According to the U.S. Centers for Disease Control and Prevention, aside from skin cancer, prostate cancer is the most prevalent cancer among American men, killing over 30,000 each year. Black men are more than twice as likely to die from the disease compared with other racial groups, experts note.
“Our study emphasizes the responsibility of healthcare providers to play an active role in public communication, particularly in an environment flooded with misinformation and confusion,” said study co-investigator Joseph E. Ravenell, MD. “Clearly, people really do trust what doctors have to say,” added Dr. Ravenell, an associate professor in the Departments of Population Health and Medicine at NYU Langone.
An earlier study by the same research team revealed that only a small percentage of online content about prostate cancer features Black or Hispanic men. The new investigation, published online July 19 in JAMA Network Open, was designed to demonstrate the direct impact of this underrepresentation on audiences, says Dr.
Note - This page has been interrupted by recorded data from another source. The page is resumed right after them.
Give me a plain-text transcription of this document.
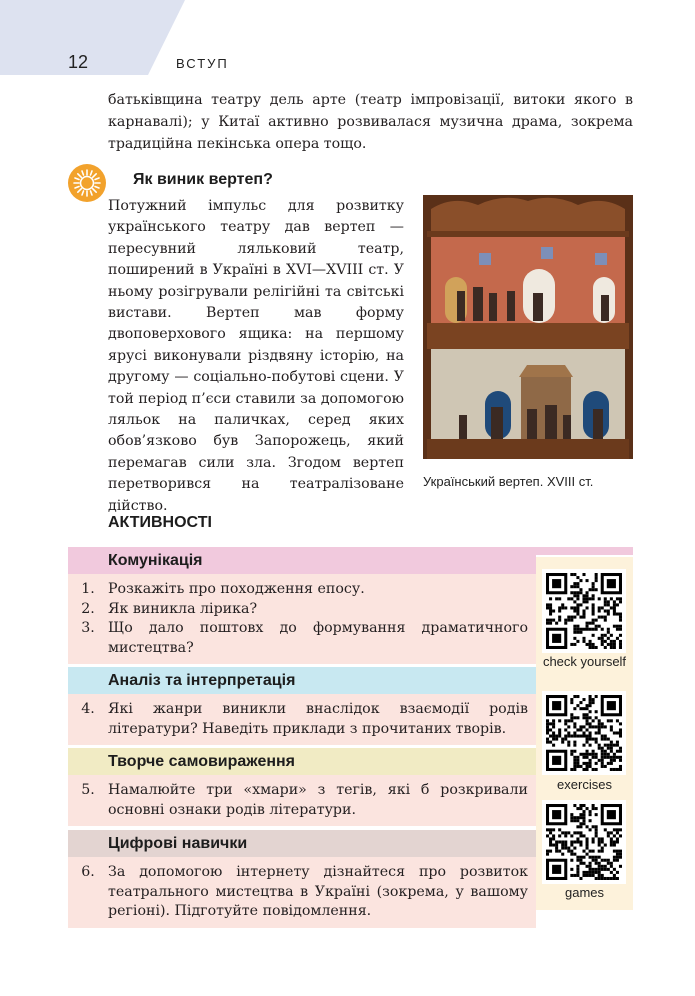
12	ВСТУП

батьківщина театру дель арте (театр імпровізації, витоки якого в карнавалі); у Китаї активно розвивалася музична драма, зокрема традиційна пекінська опера тощо.

Як виник вертеп?

Потужний імпульс для розвитку українського театру дав вертеп — пересувний ляльковий театр, поширений в Україні в XVI—XVIII ст. У ньому розігрували релігійні та світські вистави. Вертеп мав форму двоповерхового ящика: на першому ярусі виконували різдвяну історію, на другому — соціально-побутові сцени. У той період п’єси ставили за допомогою ляльок на паличках, серед яких обов’язково був Запорожець, який перемагав сили зла. Згодом вертеп перетворився на театралізоване дійство.

Український вертеп. XVIII ст.
АКТИВНОСТІ
Комунікація
1. Розкажіть про походження епосу.
2. Як виникла лірика?
3. Що дало поштовх до формування драматичного мистецтва?
Аналіз та інтерпретація
4. Які жанри виникли внаслідок взаємодії родів літератури? Наведіть приклади з прочитаних творів.
Творче самовираження
5. Намалюйте три «хмари» з тегів, які б розкривали основні ознаки родів літератури.
Цифрові навички
6. За допомогою інтернету дізнайтеся про розвиток театрального мистецтва в Україні (зокрема, у вашому регіоні). Підготуйте повідомлення.
check yourself
exercises
games
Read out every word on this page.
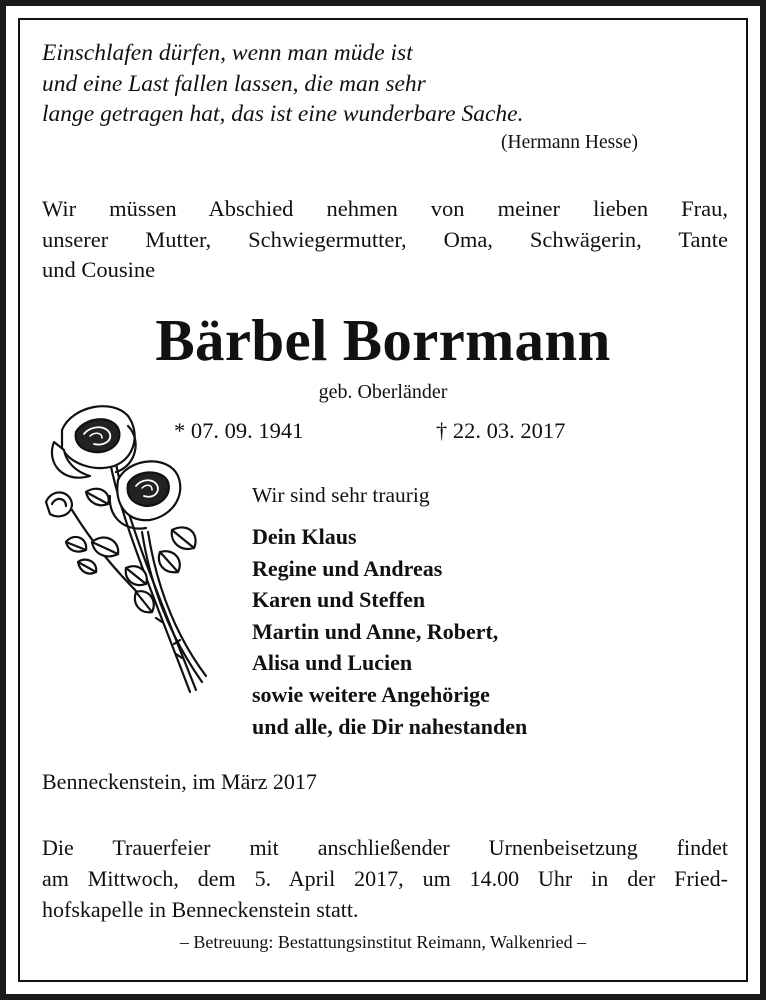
Einschlafen dürfen, wenn man müde ist
und eine Last fallen lassen, die man sehr
lange getragen hat, das ist eine wunderbare Sache.
(Hermann Hesse)
Wir müssen Abschied nehmen von meiner lieben Frau,
unserer Mutter, Schwiegermutter, Oma, Schwägerin, Tante
und Cousine
Bärbel Borrmann
geb. Oberländer
* 07. 09. 1941	† 22. 03. 2017
Wir sind sehr traurig
Dein Klaus
Regine und Andreas
Karen und Steffen
Martin und Anne, Robert,
Alisa und Lucien
sowie weitere Angehörige
und alle, die Dir nahestanden
Benneckenstein, im März 2017
Die Trauerfeier mit anschließender Urnenbeisetzung findet
am Mittwoch, dem 5. April 2017, um 14.00 Uhr in der Fried-
hofskapelle in Benneckenstein statt.
– Betreuung: Bestattungsinstitut Reimann, Walkenried –
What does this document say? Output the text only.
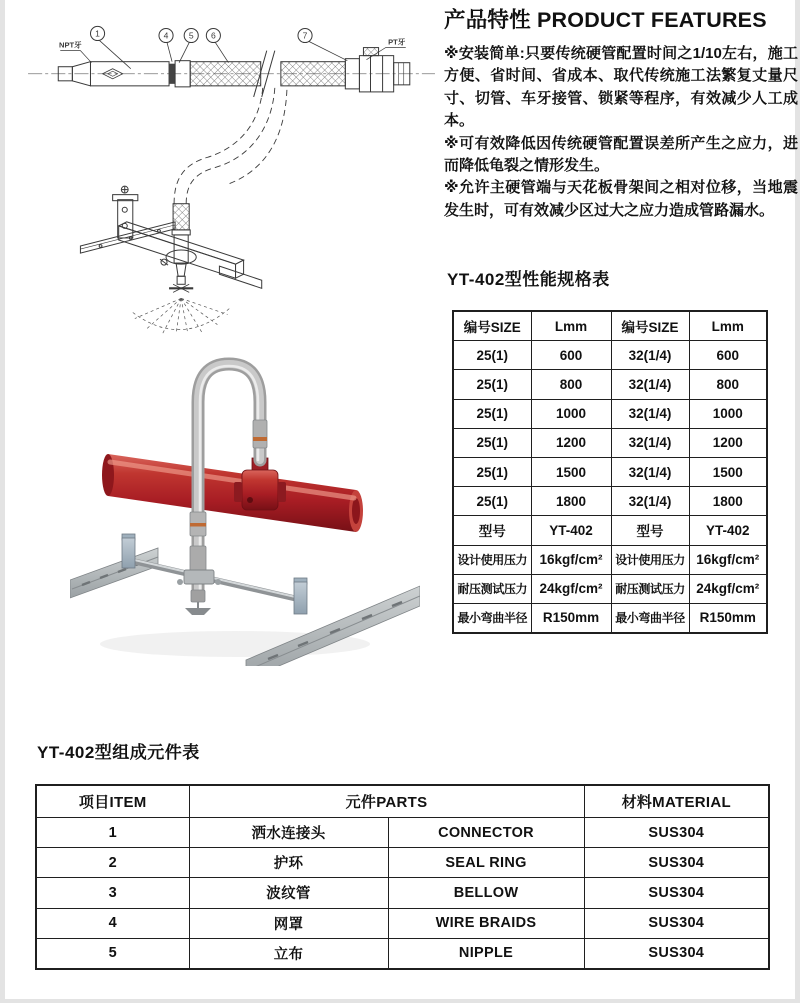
1	4 5 6	7
NPT牙	PT牙
产品特性 PRODUCT FEATURES

※安装简单:只要传统硬管配置时间之1/10左右，施工方便、省时间、省成本、取代传统施工法繁复丈量尺寸、切管、车牙接管、锁紧等程序，有效减少人工成本。

※可有效降低因传统硬管配置误差所产生之应力，进而降低龟裂之情形发生。

※允许主硬管端与天花板骨架间之相对位移，当地震发生时，可有效减少区过大之应力造成管路漏水。

YT-402型性能规格表
编号SIZE	Lmm	编号SIZE	Lmm
25(1)	600	32(1/4)	600
25(1)	800	32(1/4)	800
25(1)	1000	32(1/4)	1000
25(1)	1200	32(1/4)	1200
25(1)	1500	32(1/4)	1500
25(1)	1800	32(1/4)	1800
型号	YT-402	型号	YT-402
设计使用压力	16kgf/cm²	设计使用压力	16kgf/cm²
耐压测试压力	24kgf/cm²	耐压测试压力	24kgf/cm²
最小弯曲半径	R150mm	最小弯曲半径	R150mm
YT-402型组成元件表
项目ITEM	元件PARTS		材料MATERIAL
1	洒水连接头	CONNECTOR	SUS304
2	护环	SEAL RING	SUS304
3	波纹管	BELLOW	SUS304
4	网罩	WIRE BRAIDS	SUS304
5	立布	NIPPLE	SUS304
Ravenell, who also serves as the associate dean for diversity affairs and inclusion at NYU Langone.
For the investigation, researchers randomly assigned U.S. adults ages 40 and older to watch one of eight videos about prostate cancer, with half of them about cancer screening and the other half about clinical trials. Notably, clips from each category shared the same script. The presenter of each video was either a White or Black doctor or a White or Black patient.
After watching the clips, the participants were asked to rate how strongly they trusted the information presented in the video using the following scale: “no trust at all,” “a little,” “somewhat,” or “very much.” They also answered questions about their background, including age and race.
Among the other findings, the responses revealed that participants were more trusting of videos about prostate cancer screening than videos about clinical trials. According to the researchers, this result could reflect the deep-seated distrust of clinical research that in part stems from a history of unethical practices before the onset of strict protections for human research participants since the 1950s. It may also reflect the fact that many Americans generally have a lower understanding about clinical trials when compared with other health topics.
“These results underline the need to ensure that all patients, regardless of their racial or ethnic background, have knowledge of clinical trials and can participate if they are eligible,” said study senior author Aisha Langford, PhD, MPH, an assistant professor in the Department of Population Health.
Dr. Langford cautions that since their investigation only focused on videos about prostate cancer, it remains unclear whether the findings about public trust in medical information extend to other health topics, such as misinformation about vaccines.
She adds that the study team next plans to lead focus groups with Black patients with prostate cancer to discuss their experiences with online sources of medical information and their suggestions for improving the quality, accessibility, and impact of those resources.
Funding for the study was provided by a U.S. Department of Defense Health Disparity Research Award.
In addition to Dr. Loeb, Dr. Ravenell, and Dr. Langford, other NYU study investigators involved in the study were Katherine Siu, MS; Tatiana Sanchez Nolasco, MPH; and Nataliya Byrne, BA. Other study investigators included Scarlett Gomez, MPH, PhD, Hala Borno, MD, and Samuel L. Washington III, MD, MAS, at the University of California, San Francisco; Godfrey Wilson, Rob Crocker, and Robert Sherman, as members of the study stakeholder advisory board in New York City; and Derek Griffith, PhD, at Georgetown University in Washington, D.C.